La spiritualité est une part importante du livre. Nao est en quête d'identité, tout comme Ruth est en quête d'inspiration. Cette dualité renforce les liens et la volonté de Ruth d'en savoir plus sur cette jeune fille, allant jusqu'à faire de longues recherches sur internet.
Le Zen est très présent dans le livre, l'arrière grand mère de Nao, Jiko, le pratiquant, on a souvent des expressions tiré du Zen. Ce dernier est une branche issue du bouddhisme qui met en avant la méditation via la posture Zazen. Celle ci est d'ailleurs très bien expliqué dans le livre. Jiko est d'ailleurs un personnage tellement discret qu'elle en devient importante. C'est un paradoxe! Elle a une espèce de douceur apaisante, inutile de beaucoup parler, son regard et ses mouvements suffisent à Nao pour la comprendre et pour se rassurer.
Les thèmes abordés ne sont pas des plus doucereux :
- La seconde guerre mondiale et les pilotes kamikazes : le grand oncle de Nao s'exprime dans des textes poignants.
- Les relations entre parents et adolescents : au Japon plus qu'ailleurs, on se tait, on ne parle pas de ses sentiments profonds pour ne pas déranger ou ne pas gêner autrui. Les relations entre enfant et parents sont parfois à deux niveaux tellement opposés...
- Le harcèlement scolaire, ou ijime, les tortures physiques que le corps et l'âme peuvent supporter sont difficiles à appréhender, mais bien exprimés dans ce livre : on se sent plus proche des personnages...
- Le suicide : le Japon a connu des vagues de suicide importantes, et encore aujourd'hui, des hommes et des femmes se donnent la mort : pour ne pas être un poids pour leur proche, par honte...
- Le séisme de 2011, causant la mort et la disparition de tellement de vie, sans compter les dommages matériels et environnementaux...
- Clin d'œil aux amoureux des chats : Pesto est décrit comme je pourrais décrire mes chats : avec tout l'amour qu'on leur porte.
Enfin, on se laisse prendre assez facilement dans la part fantastique du récit : il semble tellement réel qu'on a envie d'y croire, envie de savoir même si cette histoire est tirée de la vie de l'auteur, de savoir, de comprendre... Mais à la fin du livre, J'ai été étonnée de me satisfaire de ses mots : je n'avais plus cette envie frénétique de comprendre ou de savoir ce qui a pu se passer.

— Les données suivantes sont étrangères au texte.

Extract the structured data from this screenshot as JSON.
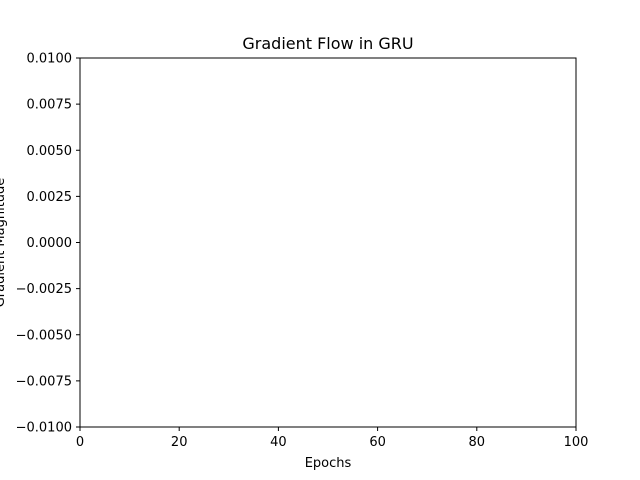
{
  "chart_data": {
    "type": "line",
    "title": "Gradient Flow in GRU",
    "xlabel": "Epochs",
    "ylabel": "Gradient Magnitude",
    "xlim": [
      0,
      100
    ],
    "ylim": [
      -0.01,
      0.01
    ],
    "x_ticks": [
      "0",
      "20",
      "40",
      "60",
      "80",
      "100"
    ],
    "y_ticks": [
      "−0.0100",
      "−0.0075",
      "−0.0050",
      "−0.0025",
      "0.0000",
      "0.0025",
      "0.0050",
      "0.0075",
      "0.0100"
    ],
    "series": [],
    "grid": false,
    "colors": {
      "axes": "#000000",
      "background": "#ffffff"
    }
  }
}
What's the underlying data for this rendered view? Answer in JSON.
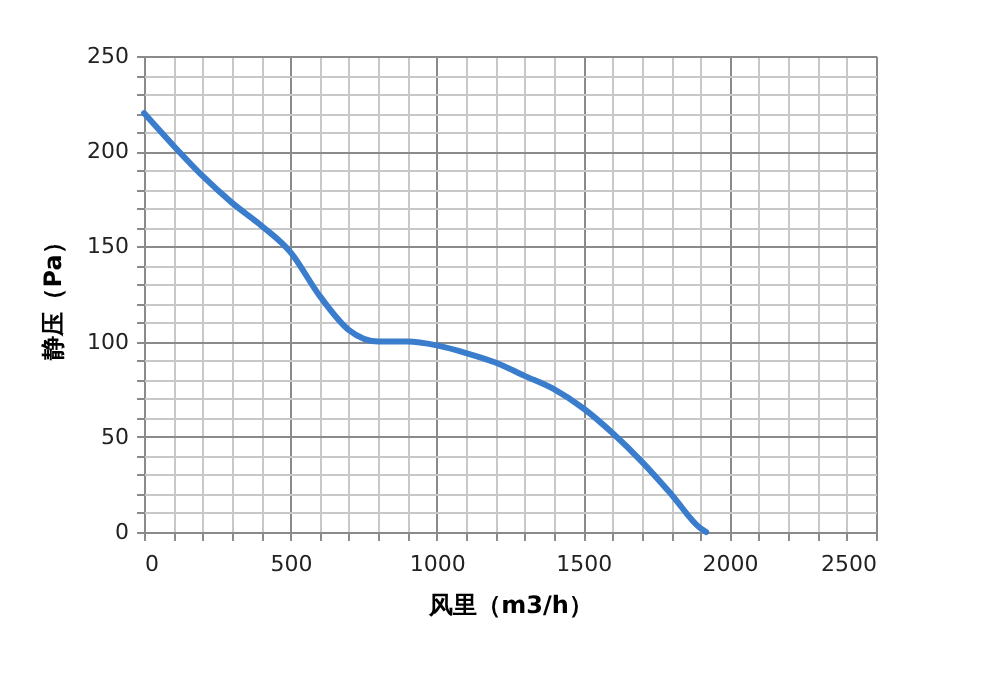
{
  "chart_data": {
    "type": "line",
    "xlabel": "风里（m3/h）",
    "ylabel": "静压（Pa）",
    "x": [
      0,
      100,
      200,
      300,
      400,
      500,
      600,
      700,
      800,
      900,
      1000,
      1100,
      1200,
      1300,
      1400,
      1500,
      1600,
      1700,
      1800,
      1900,
      1920
    ],
    "series": [
      {
        "color": "#3a7dcc",
        "values": [
          220,
          203,
          187,
          173,
          161,
          147,
          124,
          106,
          100,
          100,
          98,
          94,
          89,
          82,
          75,
          65,
          52,
          37,
          20,
          2,
          0
        ]
      }
    ],
    "xlim": [
      0,
      2500
    ],
    "xticks": [
      0,
      {
        "value": 100,
        "label": null
      },
      {
        "value": 200,
        "label": null
      },
      {
        "value": 300,
        "label": null
      },
      {
        "value": 400,
        "label": null
      },
      500,
      {
        "value": 600,
        "label": null
      },
      {
        "value": 700,
        "label": null
      },
      {
        "value": 800,
        "label": null
      },
      {
        "value": 900,
        "label": null
      },
      1000,
      {
        "value": 1100,
        "label": null
      },
      {
        "value": 1200,
        "label": null
      },
      {
        "value": 1300,
        "label": null
      },
      {
        "value": 1400,
        "label": null
      },
      1500,
      {
        "value": 1600,
        "label": null
      },
      {
        "value": 1700,
        "label": null
      },
      {
        "value": 1800,
        "label": null
      },
      {
        "value": 1900,
        "label": null
      },
      2000,
      {
        "value": 2100,
        "label": null
      },
      {
        "value": 2200,
        "label": null
      },
      {
        "value": 2300,
        "label": null
      },
      {
        "value": 2400,
        "label": null
      },
      2500
    ],
    "ylim": [
      0,
      250
    ],
    "yticks": [
      0,
      {
        "value": 10,
        "label": null
      },
      {
        "value": 20,
        "label": null
      },
      {
        "value": 30,
        "label": null
      },
      {
        "value": 40,
        "label": null
      },
      50,
      {
        "value": 60,
        "label": null
      },
      {
        "value": 70,
        "label": null
      },
      {
        "value": 80,
        "label": null
      },
      {
        "value": 90,
        "label": null
      },
      100,
      {
        "value": 110,
        "label": null
      },
      {
        "value": 120,
        "label": null
      },
      {
        "value": 130,
        "label": null
      },
      {
        "value": 140,
        "label": null
      },
      150,
      {
        "value": 160,
        "label": null
      },
      {
        "value": 170,
        "label": null
      },
      {
        "value": 180,
        "label": null
      },
      {
        "value": 190,
        "label": null
      },
      200,
      {
        "value": 210,
        "label": null
      },
      {
        "value": 220,
        "label": null
      },
      {
        "value": 230,
        "label": null
      },
      {
        "value": 240,
        "label": null
      },
      250
    ],
    "grid": true,
    "marker": "none",
    "line_style": "solid"
  }
}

J'étais juste en totale adéquation avec ce livre, avec un gout amer de fin.
Le style d'écriture est pour moi très addictif, on se remémore Murakami, brillantissime, mais on imagine également ce pinceau délicat effleurant une feuille en papier de riz, dessinant avec de douces volutes l'estampe de cette histoire.
En bref :
A ce stade, il ne s'agit plus d'un coup de cœur, il faut découvrir Ruth Ozeki! C'est un livre superbement écrit, fluide et poétique! Un livre chouchou, un livre qui me fait grandir! Bouleversant et enivrant!